Однако в какой-то момент в организме может произойти сбой. И наш иммунитет перестаёт видеть раковые клетки. Они начинают быстро и неконтролируемо делиться. В результате чего формируется злокачественная опухоль.

Чем иммуноонкология отличается от других методов лечения рака?

Классические методы лечения рака направлены на саму опухоль. Это либо её иссечение хирургическим способом, либо воздействие на неё при помощи химиотерапии и лучевой терапии. Но при хирургическом вмешательстве всегда есть риск, что какие-то раковые клетки всё равно остались в организме и продолжат делиться. А при химиотерапии и облучении помимо этого зачастую погибают не только раковые, но и нормальные клетки. Из-за чего у пациента возникает куча побочных эффектов и осложнений (интоксикация организма, выпадение волос и т. д.).

Инновационный метод иммунотерапии отличается тем, что он направлен не на саму опухоль, а на нашу иммунную систему. При помощи определённых препаратов этот метод позволяет нашему иммунитету перестраиваться, снова распознавать раковые клетки и давать им необходимый отпор.

Иммунотерапия может быть активной, пассивной и гибридной (смешанной). Активная иммунотерапия предполагает использование собственных иммунных клеток организма для борьбы с раковыми клетками. Например, один из вариантов такой терапии заключается в том, что иммунные клетки выделяют из крови пациента или непосредственно из опухоли. Затем специфичные в отношении данной опухоли клетки культивируют и вводят обратно в организм пациента, после чего они атакуют раковые клетки.

Пассивная иммунотерапия заключается во введении в организм антител, лимфоцитов и цитокинов, которые выступают в роли «киллеров» по отношению к раковым клеткам.

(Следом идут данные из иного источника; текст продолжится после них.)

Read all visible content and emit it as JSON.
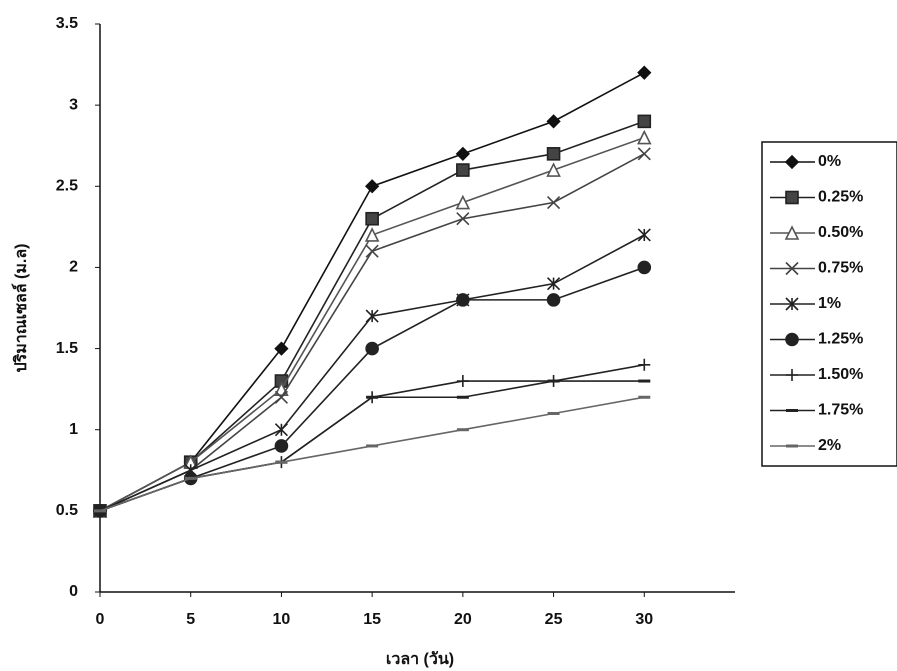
{
  "chart_data": {
    "type": "line",
    "x_label": "เวลา (วัน)",
    "y_label": "ปริมาณเซลล์ (ม.ล)",
    "x": [
      0,
      5,
      10,
      15,
      20,
      25,
      30
    ],
    "xlim": [
      0,
      35
    ],
    "xticks": [
      0,
      5,
      10,
      15,
      20,
      25,
      30
    ],
    "ylim": [
      0,
      3.5
    ],
    "yticks": [
      0,
      0.5,
      1,
      1.5,
      2,
      2.5,
      3,
      3.5
    ],
    "legend": "right",
    "series": [
      {
        "name": "0%",
        "color": "#111111",
        "marker": "diamond",
        "values": [
          0.5,
          0.8,
          1.5,
          2.5,
          2.7,
          2.9,
          3.2
        ]
      },
      {
        "name": "0.25%",
        "color": "#222222",
        "marker": "square",
        "values": [
          0.5,
          0.8,
          1.3,
          2.3,
          2.6,
          2.7,
          2.9
        ]
      },
      {
        "name": "0.50%",
        "color": "#555555",
        "marker": "triangle",
        "values": [
          0.5,
          0.8,
          1.25,
          2.2,
          2.4,
          2.6,
          2.8
        ]
      },
      {
        "name": "0.75%",
        "color": "#444444",
        "marker": "cross",
        "values": [
          0.5,
          0.75,
          1.2,
          2.1,
          2.3,
          2.4,
          2.7
        ]
      },
      {
        "name": "1%",
        "color": "#222222",
        "marker": "star",
        "values": [
          0.5,
          0.75,
          1.0,
          1.7,
          1.8,
          1.9,
          2.2
        ]
      },
      {
        "name": "1.25%",
        "color": "#222222",
        "marker": "circle",
        "values": [
          0.5,
          0.7,
          0.9,
          1.5,
          1.8,
          1.8,
          2.0
        ]
      },
      {
        "name": "1.50%",
        "color": "#222222",
        "marker": "plus",
        "values": [
          0.5,
          0.7,
          0.8,
          1.2,
          1.3,
          1.3,
          1.4
        ]
      },
      {
        "name": "1.75%",
        "color": "#222222",
        "marker": "dash",
        "values": [
          0.5,
          0.7,
          0.8,
          1.2,
          1.2,
          1.3,
          1.3
        ]
      },
      {
        "name": "2%",
        "color": "#666666",
        "marker": "dash",
        "values": [
          0.5,
          0.7,
          0.8,
          0.9,
          1.0,
          1.1,
          1.2
        ]
      }
    ]
  }
}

Преимуществом иммуноонкологии является возможность таргетной терапии (от англ. англ. target — «цель, мишень»), когда происходит адресное воздействие именно на опухолевые клетки при максимальном сохранении здоровых тканей.

Какие виды рака можно лечить при помощи иммунотерапии?

Иммуноонкология считается эффективной при 3 – 4-й стадиях рака, когда в организме уже началось активное метастазирование, а удалить злокачественное новообразование с помощью операции невозможно. Что касается видов опухолей, то в первую очередь это меланома, рак лёгкого, мочеполовой системы у мужчин и женщин, молочной железы, различные виды лимфом, опухоли головы и шеи.

Иммуноонкология успешно применяется и когда противопоказана химиотерапия. Например, при лечении рака мочевого пузыря. При этом виде рака не всегда можно назначить химиотерапию, поскольку препараты на основе платины могут быть противопоказаны ряду пациентов из-за почечной дисфункции.

В ряде случаев даже при запущенных формах рака иммунотерапия позволяет остановить рост опухолей или даже уменьшить их в размерах и существенно продлить жизнь пациента.

Почему иммунотерапия не всегда эффективна?

Увы, иммунотерапия не является универсальным лекарством от рака. Она помогает не всем. Для одних пациентов и при одних формах онкологии она может быть достаточно эффективной, в других случаях – нет. От чего это зависит – ещё предстоит разобраться учёным. Человеческий иммунитет – ещё не до конца изученный механизм, а рак – очень сложное и коварное заболевание.

И всё же врачи всего мира признают, что именно за иммуноонкологией будущее в лечении рака. Нередко иммунотерапию используют в комплексе с другими способами лечения: с химиотерапией, с таргетными и даже другими иммунными препаратами. Причём комбинация двух или нескольких средств, как правило, имеет синергетический эффект, то есть они многократно усиливают действие друг друга.

Самое простое, что может сделать человек для профилактики и предупреждения онкозаболеваний, как мы уже не раз писали, — это заботиться о своём здоровье и укреплять свой иммунитет. Для этого достаточно отказаться от вредных привычек, заниматься физкультурой, правильно питаться, выработать у себя нормальный режим сна и бодрствования, вовремя лечить болезни и регулярно проходить диспансеризацию.

Чего категорически нельзя делать – так это покупать иммунопрепараты в аптеках без назначения врача и применять их самостоятельно! При неграмотном и бесконтрольном приёме иммунологические препараты способны вызвать тяжелейшие побочные явления. Такие препараты должны применяться строго под контролем врача.